Quote rosa, apoteosi del maschilismo

Da quando si è cominciato a parlare di Italicum sono tornate in auge le quote rose, che per l’occasione vengono anche ribattezzate parità di genere, alternanza di genere e in qualunque altro modo possa essere utilizzata la parola genere. Il rosa insomma è sparito, forse perché fa troppo confetto, con relative allusioni alle donne come confettini da gustare, o più probabilmente perché qualche guru della moda ha deciso che il rosa quest’anno proprio no. Sarà che ormai il colore viene associato a Peppa Pig, e nessuna donna vuol essere associata ad una maialina petulante.

Il problema delle quote rosa (continuo a chiamarle così, non mi piace ma ancor meno mi piace la suddivisione in generi) è che le candidate sarebbero scelte esclusivamente da uomini, che continuano a guidare tutti i partiti italiani. La domanda sorge spontanea, quale sarebbe il criterio seguito per sceglierle? sui criteri di Berlusconi ormai la storia è diventata leggenda, non vale nemmeno la pena stare a disquisire sull’affidabilità del bunga bunga come metodo di selezione. Potrebbe andar meglio con gli altri, ma al momento nutro forti dubbi. Il criterio sarebbe quello delle misure o del curriculum? Se alle quote rosa aggiungiamo le velleità di ringiovanimento della classe politica, ci troveremmo con liste di candidate bellissime ed impreparate.

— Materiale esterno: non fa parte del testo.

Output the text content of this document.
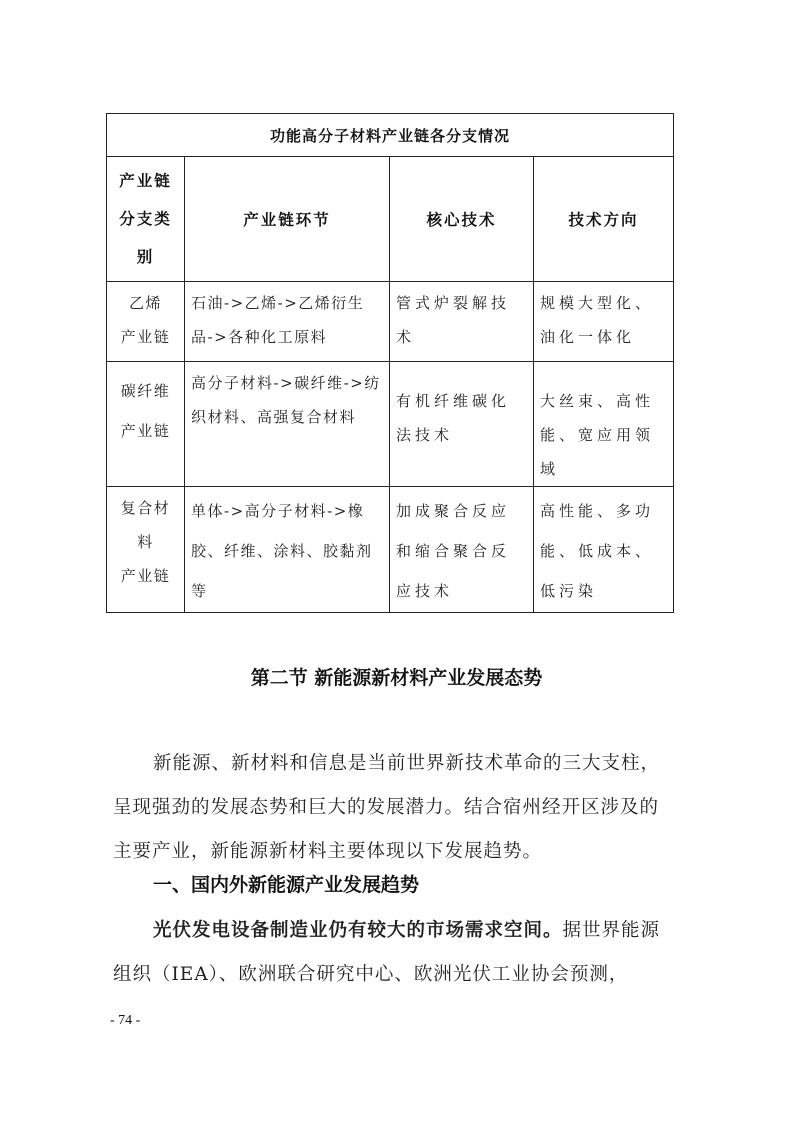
功能高分子材料产业链各分支情况			

产业链
分支类
别	产业链环节	核心技术	技术方向

乙烯
产业链	石油->乙烯->乙烯衍生品->各种化工原料	管式炉裂解技术	规模大型化、油化一体化

碳纤维
产业链	高分子材料->碳纤维->纺织材料、高强复合材料	有机纤维碳化法技术	大丝束、高性能、宽应用领域

复合材
料
产业链	单体->高分子材料->橡胶、纤维、涂料、胶黏剂等	加成聚合反应和缩合聚合反应技术	高性能、多功能、低成本、低污染
第二节 新能源新材料产业发展态势

新能源、新材料和信息是当前世界新技术革命的三大支柱，呈现强劲的发展态势和巨大的发展潜力。结合宿州经开区涉及的主要产业，新能源新材料主要体现以下发展趋势。

一、国内外新能源产业发展趋势

光伏发电设备制造业仍有较大的市场需求空间。据世界能源组织（IEA）、欧洲联合研究中心、欧洲光伏工业协会预测，

- 74 -
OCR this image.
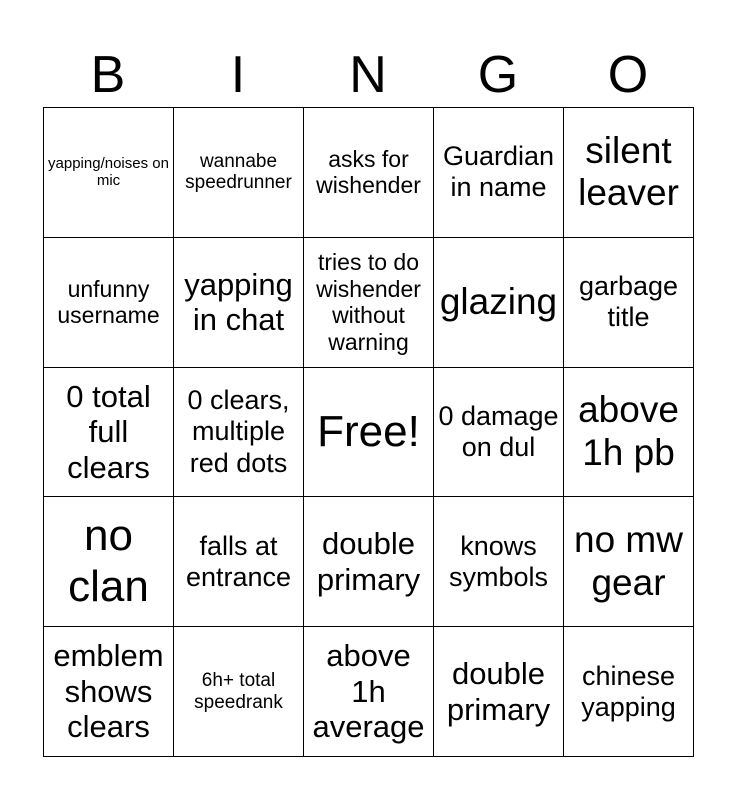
B	I	N	G	O
yapping/noises on mic	wannabe speedrunner	asks for wishender	Guardian in name	silent leaver
unfunny username	yapping in chat	tries to do wishender without warning	glazing	garbage title
0 total full clears	0 clears, multiple red dots	Free!	0 damage on dul	above 1h pb
no clan	falls at entrance	double primary	knows symbols	no mw gear
emblem shows clears	6h+ total speedrank	above 1h average	double primary	chinese yapping
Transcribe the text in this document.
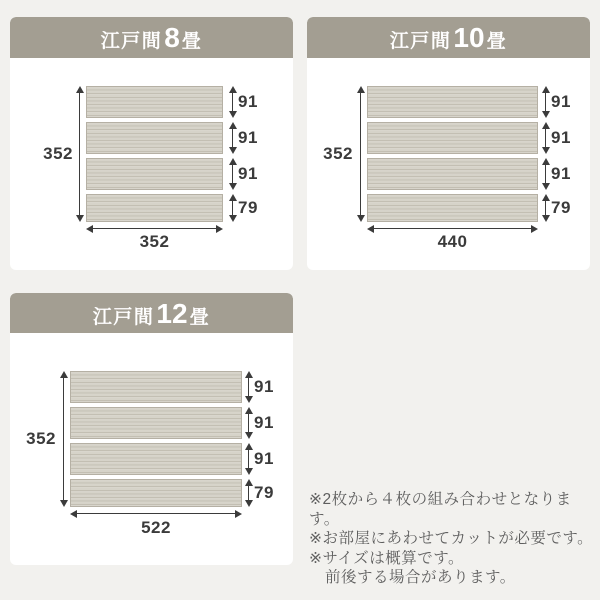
江戸間 8 畳
352
91
91
91
79
352
江戸間 10 畳
352
91
91
91
79
440
江戸間 12 畳
352
91
91
91
79
522
※2枚から４枚の組み合わせとなります。
※お部屋にあわせてカットが必要です。
※サイズは概算です。
前後する場合があります。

E poi chi l’ha detto che la donna in quanto tale sia più capace di un uomo? Il famigerato merito dovrebbe essere l’unico aspetto valido, ma non il merito conquistato tra le lenzuola. Per questo esiste ancora il porno. Il concetto di quota in sé è fuorviante, perché al di là dei generi (niente è un concetto terribile questo) esistono tutta una serie di categorie, di classi sociali e di altri mille possibili microcosmi che potrebbero esigere di essere rappresentati. Con la conseguenza di una divisione imbarazzante e per certi versi razzista, in confronto alla quale le caste sarebbero progressiste.

Non è il momento di dividere, ma di unire le teste pensanti, a prescindere dal sesso e dalle appartenenze. Sembra un concetto elementare, ma in Italia alle elementari non ci è andata parecchia gente che ci governa.